The first article consists of an introduction to inferentialism from the perspective of education, written by a philosopher of education, Jan Derry. She situates inferentialism in its wider philosophical context but also shows it in resonance with educational ideas such as Vygotsky’s. Her article explains several key concepts and ideas including what it means to privilege the inferential over the representational in any account of meaning.

The second article, by Noorloos, Taylor, Bakker, and Derry—three philosophers and one mathematics educator, argues that inferentialism can overcome problems that plague constructivism including the variant that is popular in mathematics education, socioconstructivism. Their argument is that inferentialism provides the resources with which to develop an alternative learning theory.
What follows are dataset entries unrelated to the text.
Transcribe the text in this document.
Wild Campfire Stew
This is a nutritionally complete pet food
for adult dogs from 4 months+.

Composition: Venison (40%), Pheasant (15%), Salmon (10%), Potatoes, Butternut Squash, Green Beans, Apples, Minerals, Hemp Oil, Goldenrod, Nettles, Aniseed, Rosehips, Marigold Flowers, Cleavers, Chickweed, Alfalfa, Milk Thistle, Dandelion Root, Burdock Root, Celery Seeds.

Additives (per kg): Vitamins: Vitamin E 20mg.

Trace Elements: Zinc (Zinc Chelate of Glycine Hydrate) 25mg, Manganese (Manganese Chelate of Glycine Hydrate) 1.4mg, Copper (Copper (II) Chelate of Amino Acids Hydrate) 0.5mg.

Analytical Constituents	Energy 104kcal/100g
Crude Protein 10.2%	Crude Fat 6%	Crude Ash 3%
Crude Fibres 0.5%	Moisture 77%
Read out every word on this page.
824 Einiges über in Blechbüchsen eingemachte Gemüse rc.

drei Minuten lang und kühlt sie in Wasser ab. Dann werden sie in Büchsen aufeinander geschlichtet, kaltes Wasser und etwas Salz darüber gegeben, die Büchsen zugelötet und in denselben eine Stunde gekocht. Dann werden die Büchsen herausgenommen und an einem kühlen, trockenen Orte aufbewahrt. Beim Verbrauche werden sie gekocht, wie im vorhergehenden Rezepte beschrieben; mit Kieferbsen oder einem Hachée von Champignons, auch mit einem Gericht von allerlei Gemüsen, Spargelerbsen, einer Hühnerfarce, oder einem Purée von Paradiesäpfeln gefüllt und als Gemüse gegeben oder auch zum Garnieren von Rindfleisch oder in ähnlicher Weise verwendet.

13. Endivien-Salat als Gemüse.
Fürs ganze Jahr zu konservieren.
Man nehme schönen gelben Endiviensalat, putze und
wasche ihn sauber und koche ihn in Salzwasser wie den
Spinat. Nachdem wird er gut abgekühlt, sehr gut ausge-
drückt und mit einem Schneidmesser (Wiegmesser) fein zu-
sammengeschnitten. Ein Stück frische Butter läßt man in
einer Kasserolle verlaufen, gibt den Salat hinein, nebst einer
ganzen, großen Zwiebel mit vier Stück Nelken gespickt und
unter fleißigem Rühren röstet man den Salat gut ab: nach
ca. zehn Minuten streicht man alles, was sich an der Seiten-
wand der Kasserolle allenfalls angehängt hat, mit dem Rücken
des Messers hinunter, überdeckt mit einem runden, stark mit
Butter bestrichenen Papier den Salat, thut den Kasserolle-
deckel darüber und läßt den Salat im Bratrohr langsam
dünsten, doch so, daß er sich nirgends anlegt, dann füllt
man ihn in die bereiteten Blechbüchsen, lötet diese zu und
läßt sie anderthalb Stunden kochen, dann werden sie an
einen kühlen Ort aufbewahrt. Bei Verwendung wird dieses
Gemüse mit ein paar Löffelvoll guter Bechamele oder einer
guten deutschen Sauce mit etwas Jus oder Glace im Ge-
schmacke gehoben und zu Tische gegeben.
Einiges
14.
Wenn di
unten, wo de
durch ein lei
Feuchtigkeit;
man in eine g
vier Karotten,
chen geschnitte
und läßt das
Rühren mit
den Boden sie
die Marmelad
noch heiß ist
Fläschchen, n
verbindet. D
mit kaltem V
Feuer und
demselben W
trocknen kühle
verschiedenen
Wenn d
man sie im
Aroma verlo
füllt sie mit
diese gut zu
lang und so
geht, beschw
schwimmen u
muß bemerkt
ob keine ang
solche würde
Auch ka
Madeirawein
Mackrell and Pratt, in the third article, criticise constructivism for not accounting well for affect. As an alternative basis for Papert’s constructionism, they propose a framework that is inspired by philosophical ideas concerning the space of reasons—rather than cold reasons; they argue for a conception of reasons that fully accounts for the affective dimension of thought. While their framework is not directly inspired by Brandom’s inferentialism, it may still be considered to lie within the field of thought that attends to the inferential aspect of activity. Mackrell and Pratt are influenced by philosophers such as John McDowell and David Bakhurst whose ideas may be connected with Brandom’s and the Russian psychologists in the Vygotskyan tradition (Ilyenkov, Leontiev).

Following these theoretical articles, two empirical ones engage with the ideas. The first, by Schindler, Hußmann, Nilsson, and Bakker, is on negative numbers. Inferentialist ideas are used to analyse how students infer from experiences in and out of school when they judge order relations between negative numbers. In particular, the article elaborates on epistemological considerations derived from inferentialism. The results of the empirical study illustrate that although students’ reasoning may appear illogical or inconsistent at first sight, it may follow a certain logic that students infer from prior experiences.

The second empirical article, by Bakker, Ben-Zvi, and Makar, presents a case study of an intern who makes statistical inferences in a hospital laboratory. The authors use inferentialist concepts to structure their study of how reasons and actions are coordinated in the process of making statistical inferences. Both empirical studies illustrate a reworking of the original inferentialist concepts in order to analyse empirical data.

Finally, as a critical friend, Radford provides a thought-provoking commentary by placing inferentialism in a wider theoretical landscape and comparing it with theories that are well known within mathematics education research. His provocative and stimulating contribution demonstrates that discussion of inferentialism can revive thorny and long-standing debates on fundamental questions in mathematics education from questions concerning the nature of mathematics to questions concerning the nature of human beings.

We hope that these contributions will be read as initial steps on a long but interesting and fruitful journey.